En cette fin de semaine, compte tenu des énormes pressions qui se font déjà sentir, des doutes peuvent être entretenus quant à l’existence de témoignages pour démasquer ce racket de prête-noms et de faussaires. Sur la base des findings de l’enquête du Central CID, le gouvernement devra revoir dans les meilleurs délais la formule officielle pour l’allocation des Residence and Occupational Permits à des étrangers.
Le ressortissant indien Dhanjay Goondeeah, convoqué au Central CID pour interrogatoire, a été provisoirement inculpé de conspiracy pour l’usage de faux en vue d’obtenir un Residence Permit et un Occupational Permit du BOI. Il a été autorisé à rentrer chez lui sur parole hier. Il devait être présenté en cour de Port-Louis ce matin pour être fixé sur le montant de sa caution. Une objection to departure a été logée par la police contre lui.
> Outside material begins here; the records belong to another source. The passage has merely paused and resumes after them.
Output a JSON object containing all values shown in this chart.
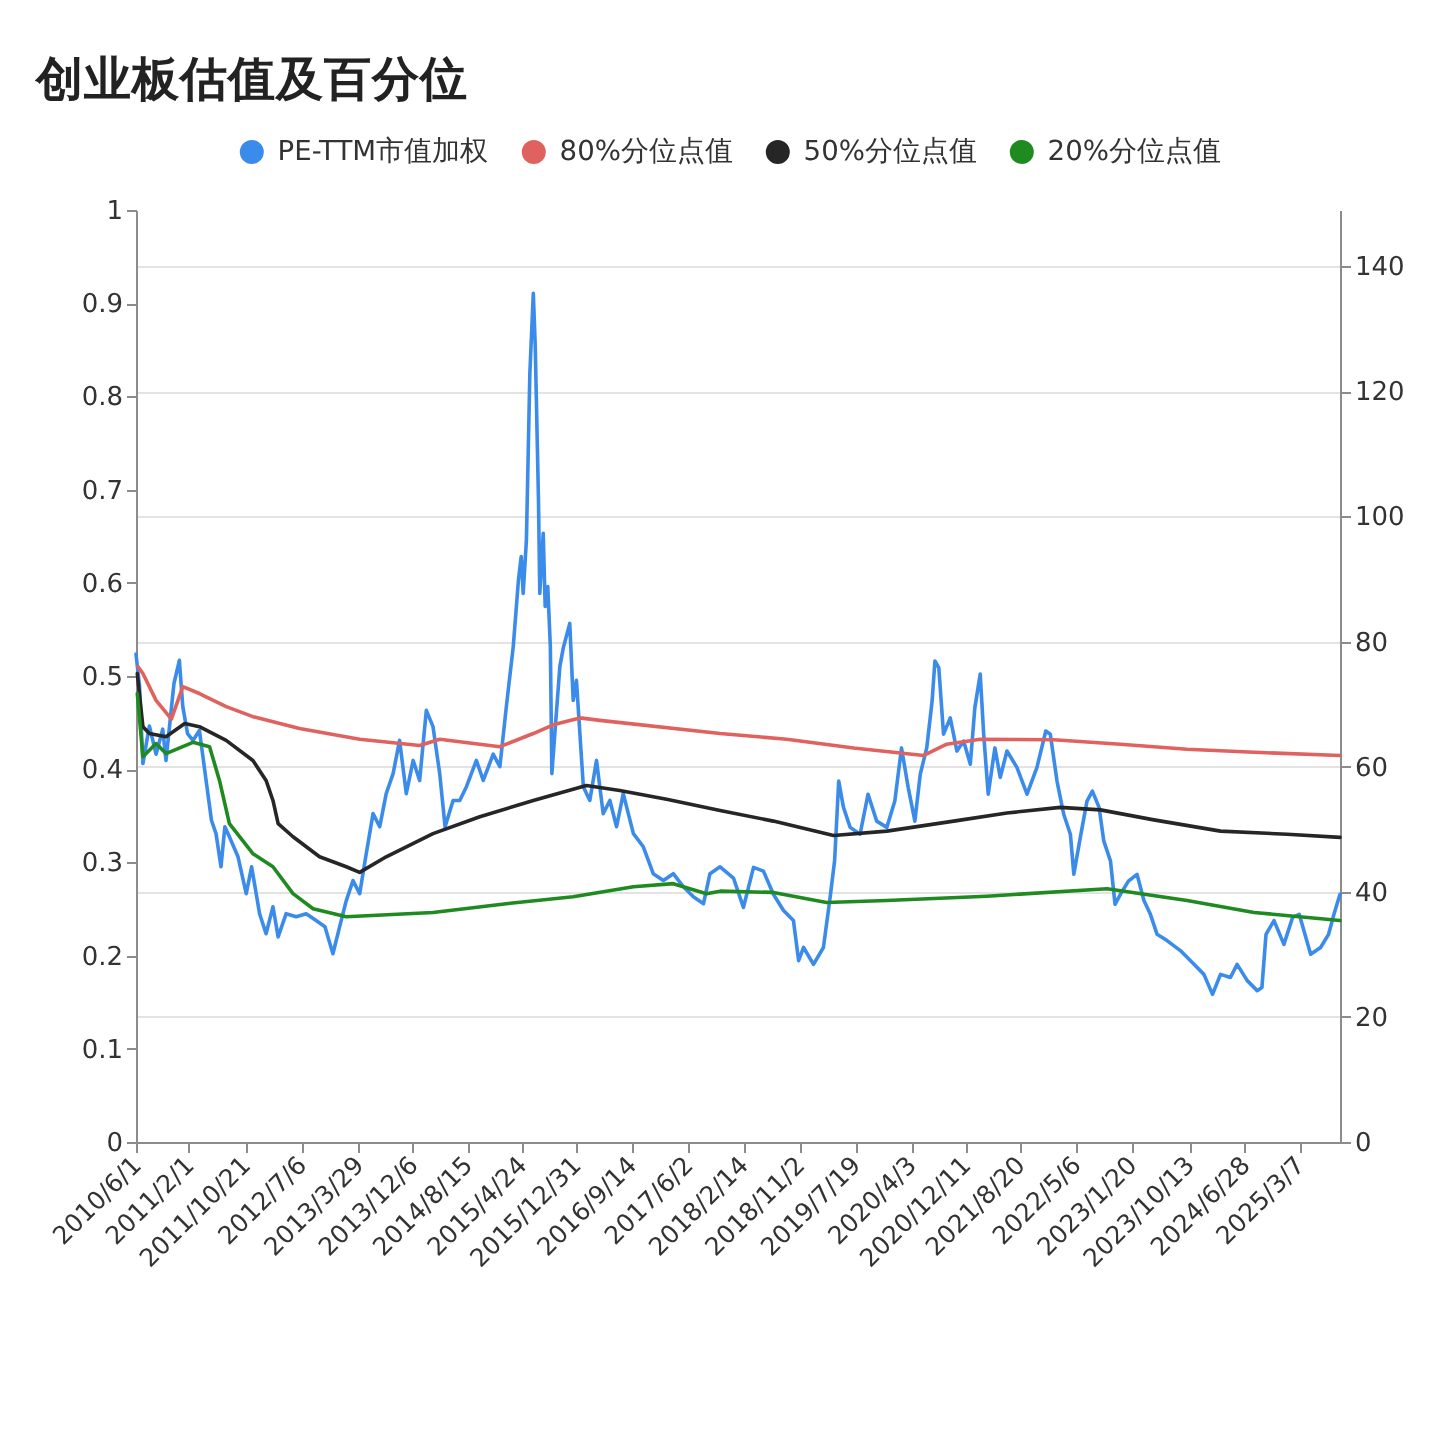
{
  "chart_data": {
    "type": "line",
    "title": "创业板估值及百分位",
    "xlim": [
      "2010-06-01",
      "2025-09-12"
    ],
    "xticks": [
      {
        "value": "2010-06-01",
        "label": "2010/6/1"
      },
      {
        "value": "2011-02-01",
        "label": "2011/2/1"
      },
      {
        "value": "2011-10-21",
        "label": "2011/10/21"
      },
      {
        "value": "2012-07-06",
        "label": "2012/7/6"
      },
      {
        "value": "2013-03-29",
        "label": "2013/3/29"
      },
      {
        "value": "2013-12-06",
        "label": "2013/12/6"
      },
      {
        "value": "2014-08-15",
        "label": "2014/8/15"
      },
      {
        "value": "2015-04-24",
        "label": "2015/4/24"
      },
      {
        "value": "2015-12-31",
        "label": "2015/12/31"
      },
      {
        "value": "2016-09-14",
        "label": "2016/9/14"
      },
      {
        "value": "2017-06-02",
        "label": "2017/6/2"
      },
      {
        "value": "2018-02-14",
        "label": "2018/2/14"
      },
      {
        "value": "2018-11-02",
        "label": "2018/11/2"
      },
      {
        "value": "2019-07-19",
        "label": "2019/7/19"
      },
      {
        "value": "2020-04-03",
        "label": "2020/4/3"
      },
      {
        "value": "2020-12-11",
        "label": "2020/12/11"
      },
      {
        "value": "2021-08-20",
        "label": "2021/8/20"
      },
      {
        "value": "2022-05-06",
        "label": "2022/5/6"
      },
      {
        "value": "2023-01-20",
        "label": "2023/1/20"
      },
      {
        "value": "2023-10-13",
        "label": "2023/10/13"
      },
      {
        "value": "2024-06-28",
        "label": "2024/6/28"
      },
      {
        "value": "2025-03-07",
        "label": "2025/3/7"
      }
    ],
    "ylim": [
      0,
      1
    ],
    "yticks": [
      0,
      0.1,
      0.2,
      0.3,
      0.4,
      0.5,
      0.6,
      0.7,
      0.8,
      0.9,
      1
    ],
    "y2lim": [
      0,
      149
    ],
    "y2ticks": [
      0,
      20,
      40,
      60,
      80,
      100,
      120,
      140
    ],
    "legend": "top",
    "grid": "y2",
    "series": [
      {
        "name": "PE-TTM市值加权",
        "color": "#3b8beb",
        "axis": "y2",
        "x": [
          "2010-06-01",
          "2010-06-17",
          "2010-07-03",
          "2010-08-02",
          "2010-09-02",
          "2010-10-03",
          "2010-10-18",
          "2010-11-24",
          "2010-12-19",
          "2011-01-04",
          "2011-01-26",
          "2011-02-20",
          "2011-03-22",
          "2011-04-22",
          "2011-05-17",
          "2011-06-07",
          "2011-06-30",
          "2011-07-18",
          "2011-08-08",
          "2011-09-17",
          "2011-10-25",
          "2011-11-19",
          "2011-12-26",
          "2012-01-25",
          "2012-02-26",
          "2012-03-21",
          "2012-04-27",
          "2012-06-13",
          "2012-07-29",
          "2012-09-13",
          "2012-10-24",
          "2012-11-30",
          "2012-12-31",
          "2013-01-31",
          "2013-03-03",
          "2013-04-03",
          "2013-05-03",
          "2013-06-04",
          "2013-07-05",
          "2013-08-04",
          "2013-09-05",
          "2013-10-05",
          "2013-11-05",
          "2013-12-07",
          "2014-01-06",
          "2014-02-06",
          "2014-03-09",
          "2014-04-09",
          "2014-05-04",
          "2014-06-10",
          "2014-07-11",
          "2014-08-11",
          "2014-09-26",
          "2014-10-28",
          "2014-12-13",
          "2015-01-13",
          "2015-02-12",
          "2015-03-16",
          "2015-04-09",
          "2015-04-22",
          "2015-05-01",
          "2015-05-16",
          "2015-06-01",
          "2015-06-17",
          "2015-06-26",
          "2015-07-11",
          "2015-07-17",
          "2015-08-02",
          "2015-08-11",
          "2015-08-23",
          "2015-09-04",
          "2015-09-11",
          "2015-10-18",
          "2015-11-03",
          "2015-12-03",
          "2015-12-19",
          "2016-01-03",
          "2016-02-04",
          "2016-03-05",
          "2016-04-05",
          "2016-05-06",
          "2016-06-06",
          "2016-07-07",
          "2016-08-07",
          "2016-09-23",
          "2016-11-08",
          "2016-12-24",
          "2017-02-09",
          "2017-03-27",
          "2017-05-13",
          "2017-06-28",
          "2017-08-14",
          "2017-09-13",
          "2017-10-30",
          "2017-12-31",
          "2018-02-15",
          "2018-04-03",
          "2018-05-19",
          "2018-07-04",
          "2018-08-20",
          "2018-10-05",
          "2018-10-29",
          "2018-11-21",
          "2019-01-06",
          "2019-02-21",
          "2019-03-24",
          "2019-04-14",
          "2019-05-03",
          "2019-05-25",
          "2019-06-25",
          "2019-08-10",
          "2019-09-16",
          "2019-10-26",
          "2019-12-12",
          "2020-01-18",
          "2020-02-18",
          "2020-03-20",
          "2020-04-20",
          "2020-05-15",
          "2020-06-14",
          "2020-07-09",
          "2020-07-22",
          "2020-08-09",
          "2020-08-31",
          "2020-10-01",
          "2020-11-01",
          "2020-12-02",
          "2021-01-02",
          "2021-01-23",
          "2021-02-17",
          "2021-03-05",
          "2021-03-26",
          "2021-04-26",
          "2021-05-21",
          "2021-06-21",
          "2021-08-06",
          "2021-09-22",
          "2021-11-07",
          "2021-12-18",
          "2022-01-08",
          "2022-02-08",
          "2022-03-11",
          "2022-04-11",
          "2022-04-27",
          "2022-05-27",
          "2022-06-27",
          "2022-07-22",
          "2022-08-22",
          "2022-09-13",
          "2022-10-14",
          "2022-11-04",
          "2022-11-29",
          "2023-01-05",
          "2023-02-14",
          "2023-03-18",
          "2023-04-17",
          "2023-05-18",
          "2023-07-03",
          "2023-09-03",
          "2023-11-05",
          "2023-12-21",
          "2024-01-30",
          "2024-03-07",
          "2024-04-22",
          "2024-05-23",
          "2024-07-09",
          "2024-08-24",
          "2024-09-15",
          "2024-10-04",
          "2024-11-10",
          "2024-12-26",
          "2025-02-04",
          "2025-03-07",
          "2025-04-29",
          "2025-06-14",
          "2025-07-21",
          "2025-08-15",
          "2025-09-12"
        ],
        "values": [
          78,
          73,
          60.5,
          66.5,
          62,
          66,
          61,
          73.3,
          77,
          69.6,
          65.3,
          64.2,
          65.8,
          57.8,
          51.4,
          49.3,
          44,
          50.4,
          48.8,
          45.6,
          39.7,
          44,
          36.5,
          33.3,
          37.6,
          32.8,
          36.5,
          36,
          36.5,
          35.4,
          34.4,
          30.1,
          34.4,
          38.6,
          41.8,
          39.7,
          46,
          52.5,
          50.4,
          55.7,
          58.9,
          64.2,
          55.7,
          61,
          57.8,
          69,
          66.4,
          58.9,
          50.4,
          54.6,
          54.6,
          56.8,
          61,
          57.8,
          62,
          60,
          69.6,
          79.2,
          89.8,
          93.6,
          87.7,
          96.2,
          122.9,
          135.7,
          127.2,
          102.6,
          87.7,
          97.3,
          85.6,
          88.8,
          79.2,
          58.9,
          76,
          79,
          82.9,
          70.6,
          73.8,
          56.8,
          54.6,
          61,
          52.5,
          54.6,
          50.4,
          55.7,
          49.3,
          47.2,
          42.9,
          41.8,
          42.9,
          40.8,
          39.2,
          38.1,
          42.9,
          44,
          42.2,
          37.5,
          43.9,
          43.3,
          39.6,
          37,
          35.4,
          29,
          31.1,
          28.4,
          31.1,
          39.1,
          45,
          57.7,
          53.5,
          50.3,
          49.2,
          55.6,
          51.3,
          50.3,
          54.5,
          63,
          56.7,
          51.3,
          58.8,
          63,
          70.5,
          76.9,
          75.8,
          65.2,
          67.8,
          62.5,
          64.1,
          60.4,
          69.4,
          74.8,
          65.2,
          55.6,
          63,
          58.3,
          62.5,
          59.9,
          55.6,
          59.9,
          65.7,
          65.2,
          57.7,
          52.4,
          49.2,
          42.8,
          48.7,
          54.5,
          56.1,
          53.5,
          48.1,
          44.9,
          38,
          39.6,
          41.7,
          42.8,
          38.6,
          36.4,
          33.2,
          32.2,
          30.6,
          28.4,
          26.8,
          23.6,
          26.8,
          26.3,
          28.4,
          25.8,
          24.2,
          24.7,
          33.2,
          35.4,
          31.6,
          35.9,
          36.4,
          30,
          31.1,
          33.2,
          36.4,
          39.6
        ]
      },
      {
        "name": "80%分位点值",
        "color": "#e0625f",
        "axis": "y2",
        "x": [
          "2010-06-10",
          "2010-07-03",
          "2010-09-02",
          "2010-11-12",
          "2011-01-04",
          "2011-03-22",
          "2011-07-24",
          "2011-11-25",
          "2012-06-28",
          "2013-04-03",
          "2014-01-06",
          "2014-04-09",
          "2015-01-13",
          "2015-06-17",
          "2015-09-17",
          "2016-01-19",
          "2016-04-21",
          "2017-10-30",
          "2018-09-04",
          "2019-07-11",
          "2020-02-12",
          "2020-05-31",
          "2020-09-15",
          "2021-02-17",
          "2022-01-24",
          "2022-11-29",
          "2023-10-04",
          "2024-08-09",
          "2025-09-12"
        ],
        "values": [
          76,
          74.9,
          70.6,
          67.6,
          72.8,
          71.7,
          69.6,
          68,
          66.1,
          64.4,
          63.4,
          64.4,
          63.2,
          65.3,
          66.7,
          67.8,
          67.4,
          65.3,
          64.4,
          63,
          62.2,
          61.8,
          63.6,
          64.4,
          64.3,
          63.6,
          62.8,
          62.3,
          61.8
        ]
      },
      {
        "name": "50%分位点值",
        "color": "#262626",
        "axis": "y2",
        "x": [
          "2010-06-07",
          "2010-07-03",
          "2010-08-02",
          "2010-10-18",
          "2011-01-13",
          "2011-03-22",
          "2011-07-24",
          "2011-11-25",
          "2012-01-25",
          "2012-02-26",
          "2012-03-21",
          "2012-05-29",
          "2012-09-29",
          "2013-01-31",
          "2013-04-03",
          "2013-08-04",
          "2014-03-09",
          "2014-10-12",
          "2015-06-17",
          "2016-02-18",
          "2016-07-22",
          "2017-02-24",
          "2017-10-30",
          "2018-07-04",
          "2019-04-09",
          "2019-12-12",
          "2020-10-17",
          "2021-06-21",
          "2022-02-23",
          "2022-08-28",
          "2023-05-03",
          "2024-03-07",
          "2025-01-10",
          "2025-09-12"
        ],
        "values": [
          74.9,
          66.4,
          65.3,
          64.8,
          66.9,
          66.4,
          64.2,
          61,
          57.8,
          54.6,
          50.9,
          48.8,
          45.6,
          44,
          43.1,
          45.6,
          49.3,
          52,
          54.6,
          57,
          56.2,
          54.8,
          53,
          51.3,
          49,
          49.7,
          51.3,
          52.6,
          53.5,
          53.1,
          51.5,
          49.7,
          49.2,
          48.7
        ]
      },
      {
        "name": "20%分位点值",
        "color": "#1f8a1f",
        "axis": "y2",
        "x": [
          "2010-06-07",
          "2010-07-03",
          "2010-09-02",
          "2010-10-18",
          "2011-02-20",
          "2011-05-08",
          "2011-06-23",
          "2011-08-08",
          "2011-11-25",
          "2012-02-26",
          "2012-05-29",
          "2012-08-30",
          "2013-01-31",
          "2014-03-09",
          "2015-02-12",
          "2015-12-19",
          "2016-09-23",
          "2017-03-27",
          "2017-08-28",
          "2017-10-30",
          "2018-07-04",
          "2019-03-08",
          "2019-12-12",
          "2021-03-20",
          "2022-09-28",
          "2023-10-04",
          "2024-08-09",
          "2025-09-12"
        ],
        "values": [
          71.7,
          61.6,
          63.7,
          62.1,
          63.9,
          63.2,
          57.8,
          50.9,
          46.1,
          44,
          39.7,
          37.3,
          36,
          36.7,
          38.1,
          39.2,
          40.8,
          41.3,
          39.7,
          40.1,
          39.9,
          38.3,
          38.6,
          39.3,
          40.5,
          38.6,
          36.7,
          35.4
        ]
      }
    ]
  }
}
Les faits communs entre le cas du couple français Tokuard, appréhendé et inculpé à la mi-juillet et celui du ressortissant indien Goondeeah sont les suivants :
• dans les deux dossiers distincts déposés au Passport and Immigration Office après vérification et traitement par les services administratifs du BOI, les trois garanties bancaires, soit deux de Rs 100 000 et une troisième de plus de Rs 1 million, sont des documents falsifiés, portant les mêmes numéros de comptes dans les deux mêmes banques commerciales du pays, confirmant qu’il y a un seul et unique réseau de fraudeurs qui sévit à ce niveau ;
• les deux demandeurs de permis maintiennent n’avoir jamais mis le pied au siège du BOI au No 1 Cathedral Square pour déposer leurs dossiers ; et
• les seuls documents authentifiés sont les photocopies de passeports, les extraits de naissance et les certificats médicaux des demandeurs.
Confronté aux garanties bancaires dans son dossier au Passport and Immigration Office hier lors de son interrogatoire en présence de son homme de loi, Me Alan Ganoo, l’Indien Goondeeah s’est dit étonné du montant de la troisième garantie de plus d’un million. Il a fait comprendre aux enquêteurs du Central CID qu’il ne possède nullement de tels dépôts en banque que ce soit à Maurice ou en Inde.
Du côté de la direction générale du BOI, l’on se refuse à faire des commentaires sur l’évolution de ce scandale. « Nous nous en tenons au communiqué officiel émis en fin de semaine dernière. Nous n’avons pas d’autres commentaires à faire à ce sujet », affirme un des responsables du BOI qui arrivait difficilement à cacher son irritation dans la conjoncture. L’enquête du Central CID, qui pourrait porter sur une trentaine de dossiers dans un premier temps, se poursuit.